Chapter 14: Adolescent Nutrition
Loading audio…
ⓘ This audio and summary are simplified educational interpretations and are not a substitute for the original text.
The chapter underscores how psychosocial development during adolescence, including the formation of personal values and ethical beliefs, significantly shapes dietary choices and eating patterns, such as the adoption of vegetarian or vegan diets. Nutritional assessment protocols incorporate body mass index percentile plotting for age, with classifications defining overweight status at the eighty-fifth percentile or higher and obesity at the ninety-fifth percentile or higher, alongside cardiovascular risk screening through blood lipid panel analysis.
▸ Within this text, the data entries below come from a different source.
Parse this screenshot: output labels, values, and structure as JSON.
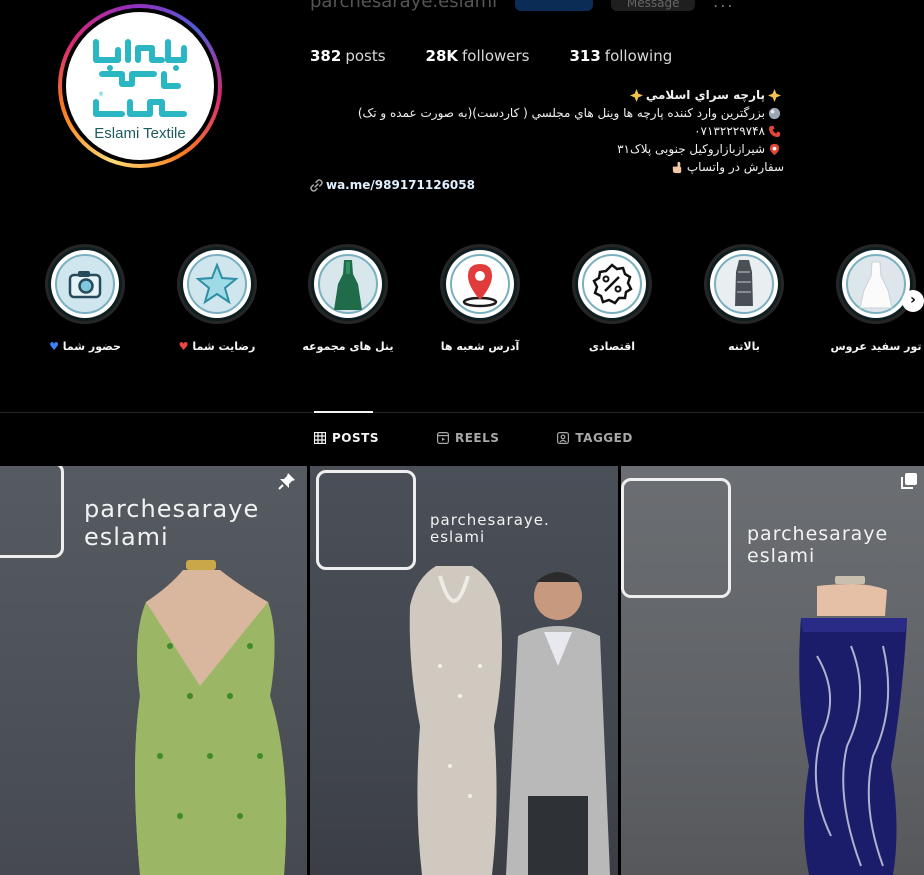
{
  "header": {
    "username": "parchesaraye.eslami",
    "message_label": "Message",
    "more_label": "..."
  },
  "avatar": {
    "caption": "Eslami Textile"
  },
  "stats": {
    "posts_count": "382",
    "posts_label": "posts",
    "followers_count": "28K",
    "followers_label": "followers",
    "following_count": "313",
    "following_label": "following"
  },
  "bio": {
    "name": "پارچه سراي اسلامي",
    "line1": "بزرگترين وارد كننده پارچه ها وينل هاي مجلسي ( كاردست)(به صورت عمده و تک)",
    "phone": "۰۷۱۳۲۲۲۹۷۴۸",
    "address": "شیرازبازاروکیل جنوبی پلاک۳۱",
    "order": "سفارش در واتساپ",
    "link": "wa.me/989171126058"
  },
  "highlights": [
    {
      "label": "حضور شما",
      "icon": "camera-icon"
    },
    {
      "label": "رضایت شما",
      "icon": "star-icon"
    },
    {
      "label": "ینل های مجموعه",
      "icon": "dress-icon"
    },
    {
      "label": "آدرس شعبه ها",
      "icon": "location-pin-icon"
    },
    {
      "label": "اقتصادی",
      "icon": "discount-icon"
    },
    {
      "label": "بالاتنه",
      "icon": "bodice-icon"
    },
    {
      "label": "تور سفید عروس",
      "icon": "wedding-dress-icon"
    }
  ],
  "tabs": [
    {
      "label": "POSTS",
      "icon": "grid-icon",
      "active": true
    },
    {
      "label": "REELS",
      "icon": "reels-icon",
      "active": false
    },
    {
      "label": "TAGGED",
      "icon": "tagged-icon",
      "active": false
    }
  ],
  "posts": [
    {
      "brand_line1": "parchesaraye",
      "brand_line2": "eslami",
      "badge": "pin-icon"
    },
    {
      "brand_line1": "parchesaraye.",
      "brand_line2": "eslami",
      "badge": ""
    },
    {
      "brand_line1": "parchesaraye",
      "brand_line2": "eslami",
      "badge": "multi-photo-icon"
    }
  ],
  "colors": {
    "background": "#000000",
    "accent_blue": "#0095f6",
    "text": "#f5f5f5",
    "muted": "#a8a8a8"
  }
}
The chapter emphasizes that nutrition counseling with adolescents must employ collaborative, client-centered approaches that actively engage teens in setting realistic goals by highlighting immediate, personally relevant benefits such as enhanced energy levels, improved physical appearance, or athletic performance gains rather than focusing on distant disease prevention messaging. Special attention is devoted to adolescents following restrictive dietary patterns, particularly vegetarian and vegan approaches, requiring comprehensive nutritional assessment for potential deficiencies in iron, vitamin B12, and calcium, combined with evaluation for concurrent eating disorder behaviors. Physical activity recommendations are presented as a minimum of sixty minutes daily at moderate-to-vigorous intensity. The chapter also examines the school setting as a critical intervention point for adolescent health promotion, discussing the implementation of comprehensive wellness policies, federally supported meal programs including the National School Lunch Program and School Breakfast Program that adhere to stringent nutritional standards, and the application of behavioral economics principles, commonly referred to as choice architecture or nudging strategies, to facilitate healthier food selections within cafeteria environments.